Fundamental Properties of Semiconductors Research Centre

Staff: Professor Peter Fisher, Dr Carey Freeth, Dr Roger Lewis, Dr David Martin, Dr Phil Simmonds, Mr George Takacs, Dr Rodney Vickers, Dr Chao Zhang

Electrical Characterisation of Low Dimension Structures

A novel technique has been developed to probe the electrical characteristics of resonance due to electron tunnelling through barriers in layered semiconductor structures. The measurements reveal the details of multistable regions and are coupled with spectroscopic techniques (see below) to give a description of the physical processes involved in the tunnelling.

Optical Spectroscopy of Semiconductors

Optical spectroscopy is used in the study of the electronic states in elemental and compound semiconductors. Absorption, photoluminescence and Raman spectroscopy utilise optically pumped Far-infrared laser state-of-the-art, very high resolution, Fourier and grating spectrometers; 25 watt Ar+ laser; dye and titanium-sapphire lasers; and a high field superconducting magnet. Elementary excitations and impurities in semiconductors are the main areas of interest. The materials include the new and technologically important quantum well semiconductor structures. Under study are acceptor and band states in bulk GaAs, Ge and Si and in quantum wells and heterostructures. Externally applied magnetic fields and/or uniaxial stresses produce very rich and detailed spectra. Theoretical support is provided for all areas of this research.

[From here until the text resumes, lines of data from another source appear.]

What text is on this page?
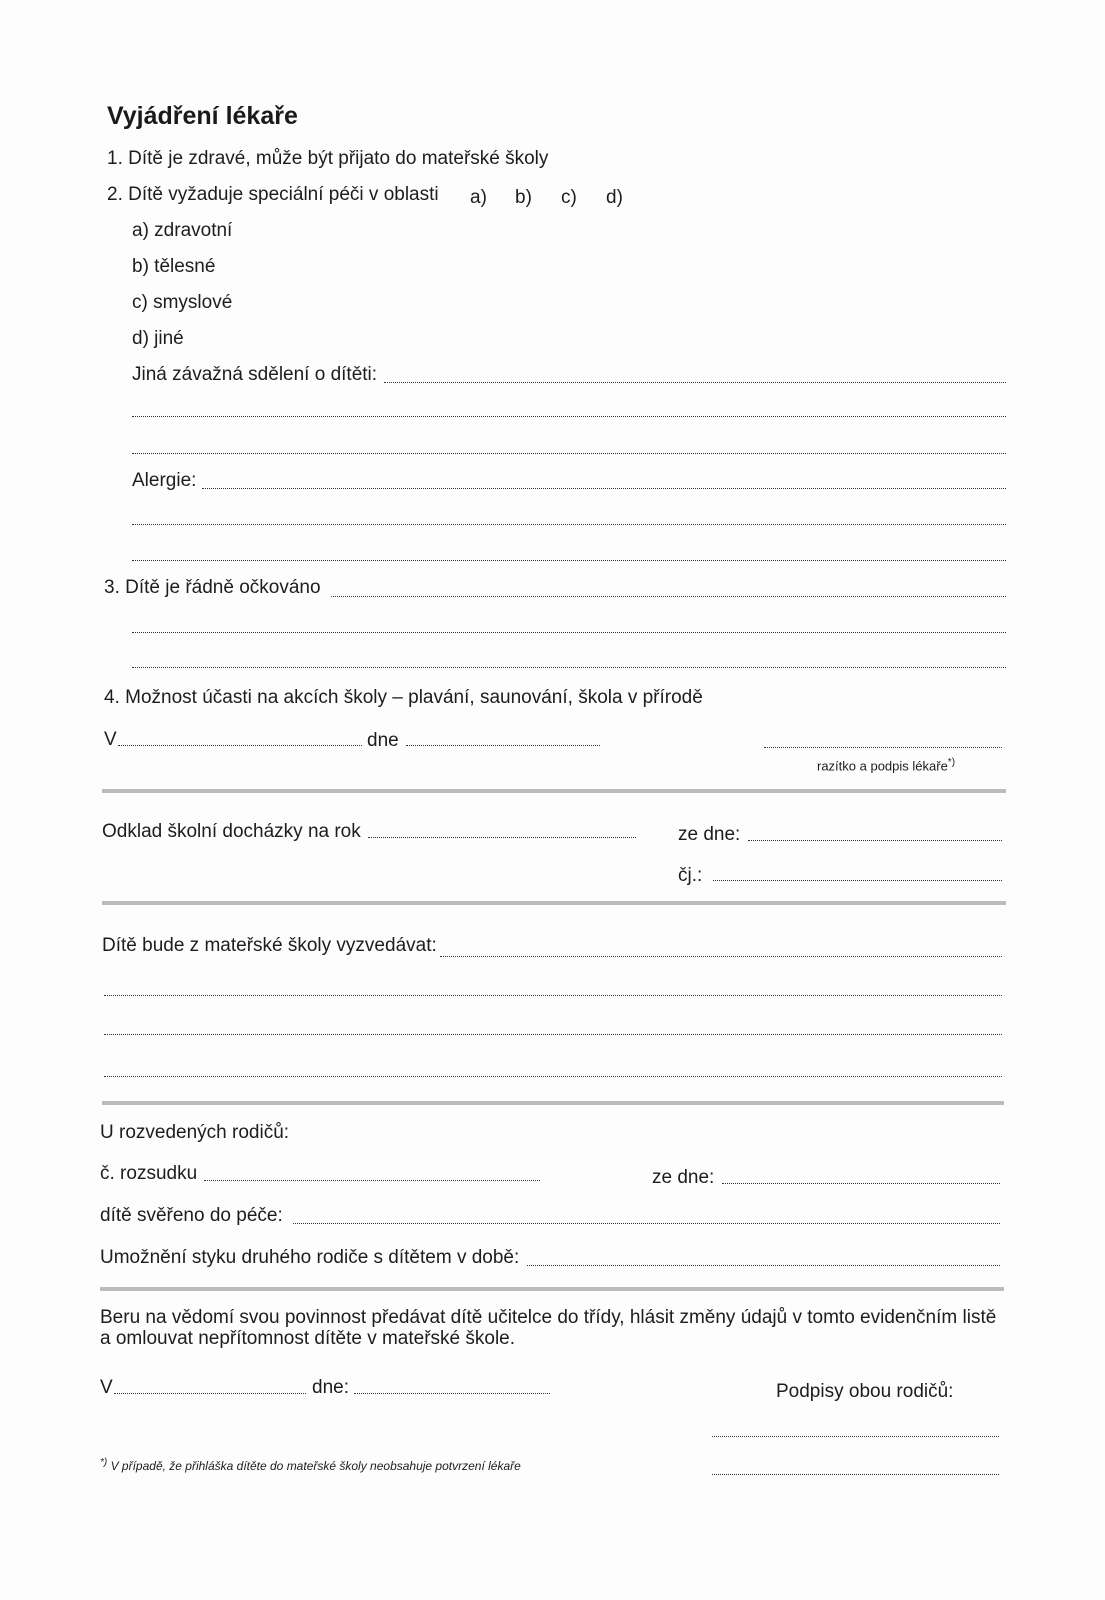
Vyjádření lékaře
1. Dítě je zdravé, může být přijato do mateřské školy
2. Dítě vyžaduje speciální péči v oblasti a) b) c) d)
a) zdravotní
b) tělesné
c) smyslové
d) jiné
Jiná závažná sdělení o dítěti:
Alergie:
3. Dítě je řádně očkováno
4. Možnost účasti na akcích školy – plavání, saunování, škola v přírodě
V	dne
razítko a podpis lékaře*)
Odklad školní docházky na rok	ze dne:
čj.:
Dítě bude z mateřské školy vyzvedávat:
U rozvedených rodičů:
č. rozsudku	ze dne:
dítě svěřeno do péče:
Umožnění styku druhého rodiče s dítětem v době:
Beru na vědomí svou povinnost předávat dítě učitelce do třídy, hlásit změny údajů v tomto evidenčním listě
a omlouvat nepřítomnost dítěte v mateřské škole.
V	dne:	Podpisy obou rodičů:
*) V případě, že přihláška dítěte do mateřské školy neobsahuje potvrzení lékaře
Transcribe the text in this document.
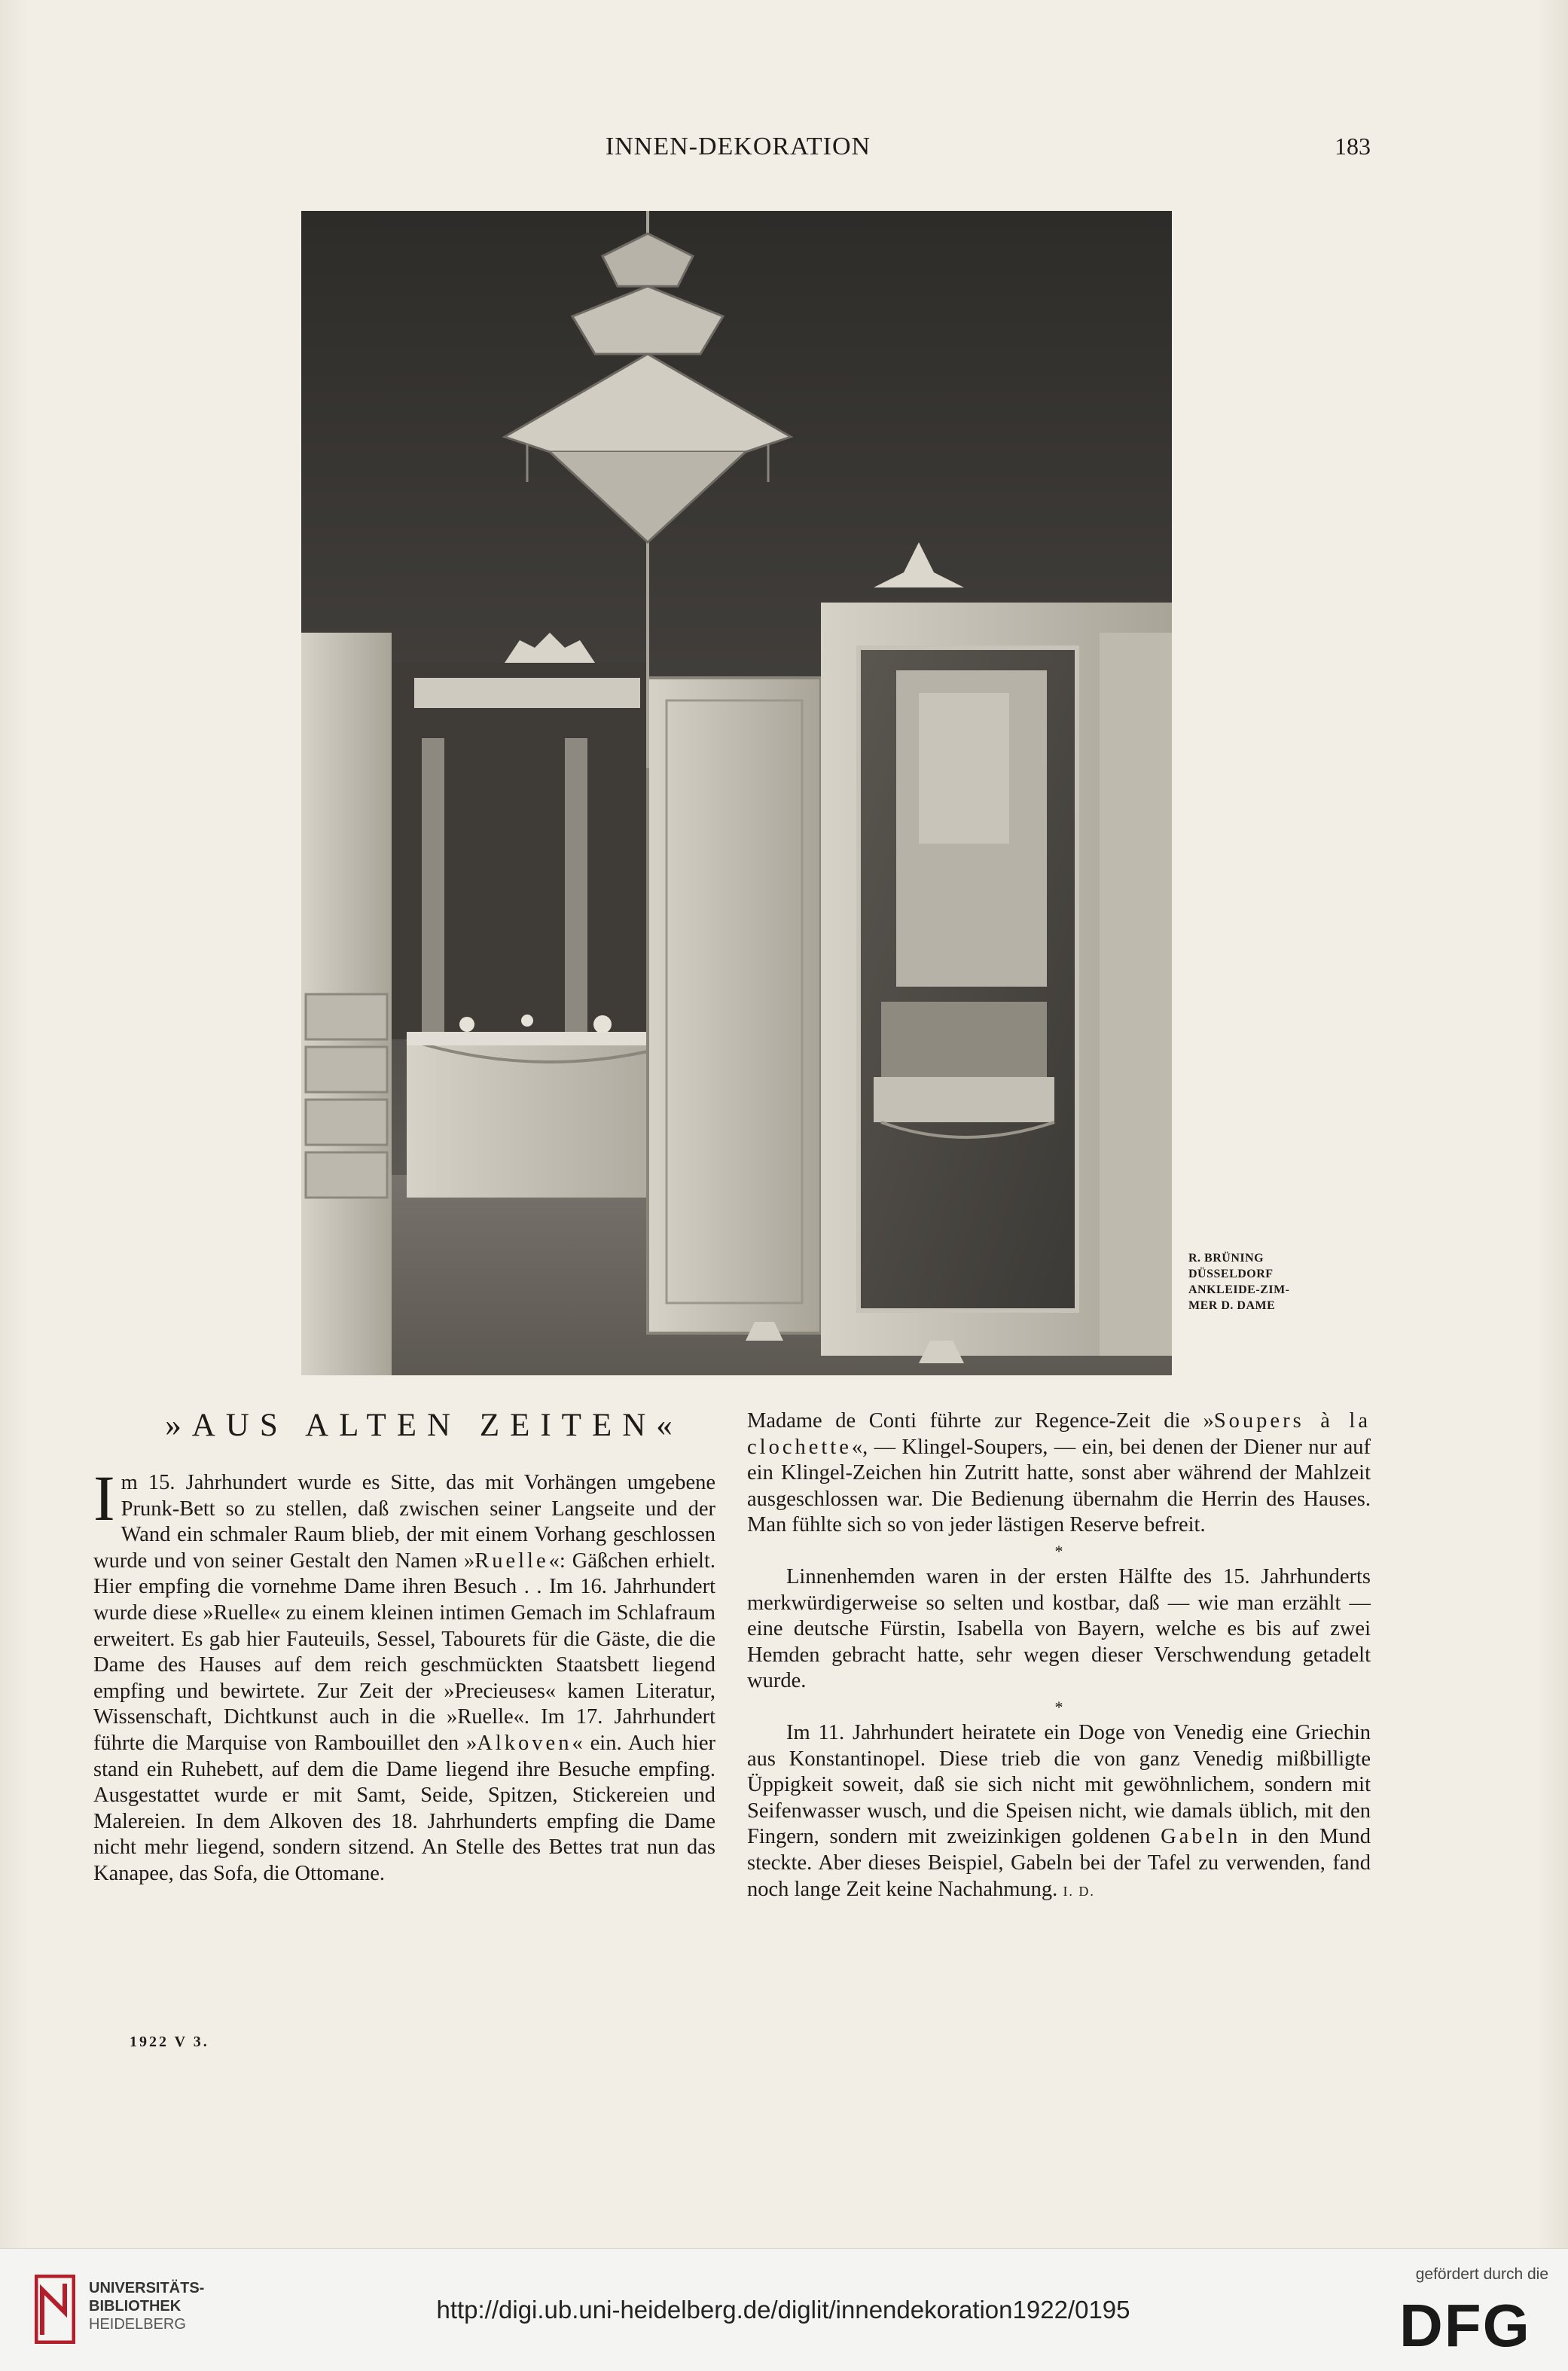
INNEN-DEKORATION	183
R. BRÜNING
DÜSSELDORF
ANKLEIDE-ZIM-
MER D. DAME
»AUS ALTEN ZEITEN«

Im 15. Jahrhundert wurde es Sitte, das mit Vorhängen umgebene Prunk-Bett so zu stellen, daß zwischen seiner Langseite und der Wand ein schmaler Raum blieb, der mit einem Vorhang geschlossen wurde und von seiner Gestalt den Namen »Ruelle«: Gäßchen erhielt. Hier empfing die vornehme Dame ihren Besuch . . Im 16. Jahrhundert wurde diese »Ruelle« zu einem kleinen intimen Gemach im Schlafraum erweitert. Es gab hier Fauteuils, Sessel, Tabourets für die Gäste, die die Dame des Hauses auf dem reich geschmückten Staatsbett liegend empfing und bewirtete. Zur Zeit der »Precieuses« kamen Literatur, Wissenschaft, Dichtkunst auch in die »Ruelle«. Im 17. Jahrhundert führte die Marquise von Rambouillet den »Alkoven« ein. Auch hier stand ein Ruhebett, auf dem die Dame liegend ihre Besuche empfing. Ausgestattet wurde er mit Samt, Seide, Spitzen, Stickereien und Malereien. In dem Alkoven des 18. Jahrhunderts empfing die Dame nicht mehr liegend, sondern sitzend. An Stelle des Bettes trat nun das Kanapee, das Sofa, die Ottomane.

Madame de Conti führte zur Regence-Zeit die »Soupers à la clochette«, — Klingel-Soupers, — ein, bei denen der Diener nur auf ein Klingel-Zeichen hin Zutritt hatte, sonst aber während der Mahlzeit ausgeschlossen war. Die Bedienung übernahm die Herrin des Hauses. Man fühlte sich so von jeder lästigen Reserve befreit.

*

Linnenhemden waren in der ersten Hälfte des 15. Jahrhunderts merkwürdigerweise so selten und kostbar, daß — wie man erzählt — eine deutsche Fürstin, Isabella von Bayern, welche es bis auf zwei Hemden gebracht hatte, sehr wegen dieser Verschwendung getadelt wurde.

*

Im 11. Jahrhundert heiratete ein Doge von Venedig eine Griechin aus Konstantinopel. Diese trieb die von ganz Venedig mißbilligte Üppigkeit soweit, daß sie sich nicht mit gewöhnlichem, sondern mit Seifenwasser wusch, und die Speisen nicht, wie damals üblich, mit den Fingern, sondern mit zweizinkigen goldenen Gabeln in den Mund steckte. Aber dieses Beispiel, Gabeln bei der Tafel zu verwenden, fand noch lange Zeit keine Nachahmung. I. D.

1922 V 3.
UNIVERSITÄTS-
BIBLIOTHEK
HEIDELBERG
http://digi.ub.uni-heidelberg.de/diglit/innendekoration1922/0195
gefördert durch die
DFG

Theoretical Solid State Physics

The optical properties and transport phenomena of solids, especially semiconductors, are being studied, along with superconductors and other many-electron systems. Research in this field is carried out using techniques of many-body theory, quantum dynamics, kinetic theorem, band calculations and computer simulations.
Recent projects include: phonon and impurity related optical absorption in III-V semiconductors, in particular, the effects of magnetic field and stress; quantum tunnelling, magnetotransport and quantum interference effects in microstructures; exchange and correlation effects in many-electron system under strong magnetic fields and at low temperature; cyclotron resonance and magneto-optics in extreme quantum limit.